Special issue: Calcutta characters
Associate Professor Atreyee Sen is the co-editor of a new special issue titled ‘Calcutta characters’ published by the quarterly journal ‘Contemporary South Asia’.
The special issue is an experiment in alternative ethnographic depictions of Calcutta (in Bengali named Kolkata) and South Asian cities more generically. It explores the possibilities of representing urban life through the stories of fourteen diverse ‘characters’, each with their own accounts of living in the East Indian cultural and commercial hub.
As the editors of the issue, James Bradbury and Atreyee Sen, write in their common introduction:
“Calcutta characters and their ethnographers coexist in a dialogue, which flows in several directions – building up a rich and multi-layered evocation of the city through its many fragments. Their stories are snapshots of the city, in the moments at which the ethnographers and their interlocutors cross paths.”
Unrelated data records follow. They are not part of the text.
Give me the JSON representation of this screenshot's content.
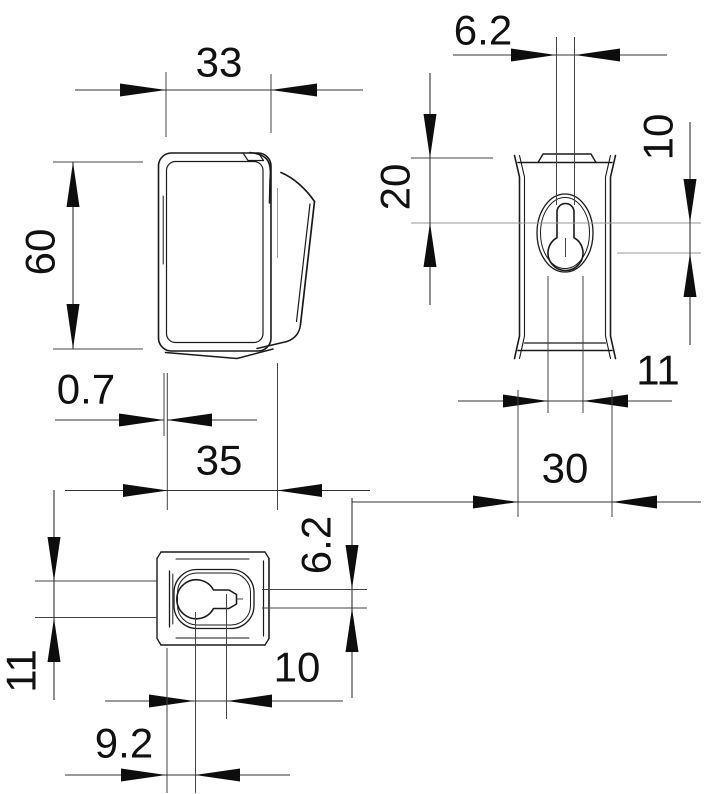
{
  "drawing": {
    "type": "technical-dimension-drawing",
    "part": "mounting grip clip with keyhole slot",
    "colors": {
      "background": "#ffffff",
      "line": "#1a1a1a",
      "dimension": "#111111"
    },
    "views": {
      "side": {
        "name": "side view",
        "dims": {
          "width": "33",
          "height": "60",
          "thickness": "0.7"
        }
      },
      "front": {
        "name": "front view",
        "dims": {
          "slot_width": "6.2",
          "edge_to_center": "20",
          "center_to_hole": "10",
          "hole_diameter": "11",
          "body_width": "30"
        }
      },
      "top": {
        "name": "top view",
        "dims": {
          "overall_depth": "35",
          "hole_diameter": "11",
          "wall_to_center": "9.2",
          "center_to_slot_end": "10",
          "slot_width": "6.2"
        }
      }
    }
  }
}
The editors stress that the issue does not try to describe every kind of person that one expects to meet in the city, but provides a focus on specific individuals who have assumed importance for the writers in the course of their research. It is also not a priority to develop analytical contributions to the city or the person as categories. “Resisting the predictable format of scholarly articles, this issue foregrounds voices, writing and people,” as they write.
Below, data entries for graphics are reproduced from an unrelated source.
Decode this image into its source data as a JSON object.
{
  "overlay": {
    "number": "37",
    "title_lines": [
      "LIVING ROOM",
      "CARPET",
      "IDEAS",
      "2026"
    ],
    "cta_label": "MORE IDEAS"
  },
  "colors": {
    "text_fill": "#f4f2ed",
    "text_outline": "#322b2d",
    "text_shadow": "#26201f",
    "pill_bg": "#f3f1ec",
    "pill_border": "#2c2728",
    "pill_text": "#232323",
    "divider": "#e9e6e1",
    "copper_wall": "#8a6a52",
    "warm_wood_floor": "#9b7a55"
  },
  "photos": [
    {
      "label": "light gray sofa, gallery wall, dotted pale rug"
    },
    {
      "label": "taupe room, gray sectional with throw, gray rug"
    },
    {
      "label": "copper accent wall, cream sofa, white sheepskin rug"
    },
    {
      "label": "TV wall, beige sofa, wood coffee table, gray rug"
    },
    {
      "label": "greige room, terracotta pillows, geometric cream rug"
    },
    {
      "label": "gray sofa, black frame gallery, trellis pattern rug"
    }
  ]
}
Besides editing the special issue, Atreyee Sen has also contributed with the article ‘Prahlad and Shanta: the city’s madness’, co-written with Malini Sur, an anthropologist from Western Sydney University.
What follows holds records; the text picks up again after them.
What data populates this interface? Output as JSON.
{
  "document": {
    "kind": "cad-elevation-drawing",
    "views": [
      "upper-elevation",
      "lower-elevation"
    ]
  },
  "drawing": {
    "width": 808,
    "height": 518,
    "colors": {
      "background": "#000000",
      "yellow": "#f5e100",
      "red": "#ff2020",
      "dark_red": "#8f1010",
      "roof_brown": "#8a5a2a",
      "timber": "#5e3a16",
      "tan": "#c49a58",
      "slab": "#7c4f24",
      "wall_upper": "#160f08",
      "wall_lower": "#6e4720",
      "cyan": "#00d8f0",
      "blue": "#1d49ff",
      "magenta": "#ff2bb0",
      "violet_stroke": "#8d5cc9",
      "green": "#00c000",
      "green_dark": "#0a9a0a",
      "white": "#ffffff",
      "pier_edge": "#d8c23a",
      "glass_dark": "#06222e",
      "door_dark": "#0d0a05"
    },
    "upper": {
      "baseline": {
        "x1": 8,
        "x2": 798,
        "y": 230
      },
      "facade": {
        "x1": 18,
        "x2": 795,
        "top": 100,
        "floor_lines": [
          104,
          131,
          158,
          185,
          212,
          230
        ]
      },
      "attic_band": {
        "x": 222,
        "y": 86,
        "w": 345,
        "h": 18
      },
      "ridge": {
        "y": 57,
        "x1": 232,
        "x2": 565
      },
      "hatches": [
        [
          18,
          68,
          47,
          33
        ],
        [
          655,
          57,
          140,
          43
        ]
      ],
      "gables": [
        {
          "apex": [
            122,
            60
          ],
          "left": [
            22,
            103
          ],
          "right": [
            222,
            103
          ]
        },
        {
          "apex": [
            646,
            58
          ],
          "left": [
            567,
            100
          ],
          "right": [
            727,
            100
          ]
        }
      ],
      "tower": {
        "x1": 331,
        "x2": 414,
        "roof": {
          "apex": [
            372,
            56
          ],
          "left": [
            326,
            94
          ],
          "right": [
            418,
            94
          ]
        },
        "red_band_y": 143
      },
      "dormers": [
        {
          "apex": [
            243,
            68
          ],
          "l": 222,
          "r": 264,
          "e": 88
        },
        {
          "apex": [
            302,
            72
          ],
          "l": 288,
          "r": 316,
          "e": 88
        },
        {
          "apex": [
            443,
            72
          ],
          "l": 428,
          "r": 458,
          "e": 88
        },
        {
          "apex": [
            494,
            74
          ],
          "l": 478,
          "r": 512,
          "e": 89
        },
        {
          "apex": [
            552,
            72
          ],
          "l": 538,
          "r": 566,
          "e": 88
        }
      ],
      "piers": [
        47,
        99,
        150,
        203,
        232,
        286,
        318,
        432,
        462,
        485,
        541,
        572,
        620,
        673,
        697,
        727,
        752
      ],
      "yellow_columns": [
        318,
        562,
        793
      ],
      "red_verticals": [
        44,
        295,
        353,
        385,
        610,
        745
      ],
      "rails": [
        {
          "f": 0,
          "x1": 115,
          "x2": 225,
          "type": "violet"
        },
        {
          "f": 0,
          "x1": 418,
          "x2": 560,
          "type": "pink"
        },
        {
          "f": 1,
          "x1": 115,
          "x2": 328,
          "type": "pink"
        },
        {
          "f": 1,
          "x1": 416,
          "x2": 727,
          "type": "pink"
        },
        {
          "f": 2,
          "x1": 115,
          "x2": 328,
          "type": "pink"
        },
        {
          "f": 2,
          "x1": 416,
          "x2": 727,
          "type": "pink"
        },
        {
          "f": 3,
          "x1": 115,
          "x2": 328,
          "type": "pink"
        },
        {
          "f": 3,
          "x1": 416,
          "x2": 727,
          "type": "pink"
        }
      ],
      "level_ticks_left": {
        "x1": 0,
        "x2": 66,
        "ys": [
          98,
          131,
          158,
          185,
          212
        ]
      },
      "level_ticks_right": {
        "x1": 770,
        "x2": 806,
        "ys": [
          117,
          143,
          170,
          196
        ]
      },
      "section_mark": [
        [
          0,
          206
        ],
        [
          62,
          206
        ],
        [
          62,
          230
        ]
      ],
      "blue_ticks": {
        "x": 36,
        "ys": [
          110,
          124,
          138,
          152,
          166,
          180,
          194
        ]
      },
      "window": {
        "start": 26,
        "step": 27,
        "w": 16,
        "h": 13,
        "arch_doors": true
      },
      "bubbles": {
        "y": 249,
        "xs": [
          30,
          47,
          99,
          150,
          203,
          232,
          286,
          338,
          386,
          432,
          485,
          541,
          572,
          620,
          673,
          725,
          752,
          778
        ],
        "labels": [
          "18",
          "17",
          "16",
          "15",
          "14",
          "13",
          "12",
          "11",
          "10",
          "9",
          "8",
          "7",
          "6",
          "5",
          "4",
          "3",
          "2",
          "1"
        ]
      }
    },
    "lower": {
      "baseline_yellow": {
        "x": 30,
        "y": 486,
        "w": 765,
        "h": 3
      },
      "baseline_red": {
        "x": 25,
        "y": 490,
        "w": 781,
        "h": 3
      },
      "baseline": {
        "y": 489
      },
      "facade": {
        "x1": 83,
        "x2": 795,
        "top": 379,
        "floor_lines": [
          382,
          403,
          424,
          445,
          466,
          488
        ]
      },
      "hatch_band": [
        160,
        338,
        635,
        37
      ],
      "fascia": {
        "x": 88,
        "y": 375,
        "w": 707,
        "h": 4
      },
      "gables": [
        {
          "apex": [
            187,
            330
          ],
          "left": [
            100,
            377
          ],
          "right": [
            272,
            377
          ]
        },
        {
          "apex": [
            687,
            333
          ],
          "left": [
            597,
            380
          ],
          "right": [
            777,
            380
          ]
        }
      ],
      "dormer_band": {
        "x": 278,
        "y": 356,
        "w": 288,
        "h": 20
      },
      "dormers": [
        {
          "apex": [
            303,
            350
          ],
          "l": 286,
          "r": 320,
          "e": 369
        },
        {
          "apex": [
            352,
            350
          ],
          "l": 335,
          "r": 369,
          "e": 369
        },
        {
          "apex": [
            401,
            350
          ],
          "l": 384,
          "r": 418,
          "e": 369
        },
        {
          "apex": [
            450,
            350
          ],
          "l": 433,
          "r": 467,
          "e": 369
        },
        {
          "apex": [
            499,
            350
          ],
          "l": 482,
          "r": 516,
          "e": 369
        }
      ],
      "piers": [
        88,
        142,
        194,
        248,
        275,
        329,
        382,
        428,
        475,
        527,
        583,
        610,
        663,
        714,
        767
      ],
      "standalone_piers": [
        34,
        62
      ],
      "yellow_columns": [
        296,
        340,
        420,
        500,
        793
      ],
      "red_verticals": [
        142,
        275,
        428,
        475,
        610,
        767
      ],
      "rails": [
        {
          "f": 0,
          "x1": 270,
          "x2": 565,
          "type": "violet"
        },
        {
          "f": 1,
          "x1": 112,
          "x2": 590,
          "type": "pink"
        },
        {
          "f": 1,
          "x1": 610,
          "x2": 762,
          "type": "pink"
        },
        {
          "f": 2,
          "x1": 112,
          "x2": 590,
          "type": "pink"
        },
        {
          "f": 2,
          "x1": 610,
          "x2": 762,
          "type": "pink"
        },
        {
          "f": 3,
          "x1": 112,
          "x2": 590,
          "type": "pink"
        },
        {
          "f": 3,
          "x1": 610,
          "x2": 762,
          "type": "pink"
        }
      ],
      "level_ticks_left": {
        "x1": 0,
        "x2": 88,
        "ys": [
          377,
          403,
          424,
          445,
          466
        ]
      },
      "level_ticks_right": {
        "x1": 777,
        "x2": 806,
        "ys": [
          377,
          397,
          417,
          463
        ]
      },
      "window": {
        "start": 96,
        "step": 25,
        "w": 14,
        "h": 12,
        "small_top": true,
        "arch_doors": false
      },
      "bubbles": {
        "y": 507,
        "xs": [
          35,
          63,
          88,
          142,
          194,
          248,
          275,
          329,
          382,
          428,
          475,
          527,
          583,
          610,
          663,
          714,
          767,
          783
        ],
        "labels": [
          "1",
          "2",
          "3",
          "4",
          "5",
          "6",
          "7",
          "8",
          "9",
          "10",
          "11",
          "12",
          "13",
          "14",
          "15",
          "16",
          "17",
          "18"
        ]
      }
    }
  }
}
The article explores the irreverent and supposedly irrational actions of two protagonists, Prahlad and Shanta, characters that the authors encountered during the course of their extended fieldwork in Kolkata.
Prahlad is an Oriya migrant plumber who passionately seeks god at the cost of making money. Shanta is a grieving mother who relentlessly seeks justice for her son’s disappearance during a revolutionary movement that consumed the majority of urban youth in the 1970s. The characters have non-normative obsessions with God and justice, which mark them out as ‘mad’ inhabitants of a modern city.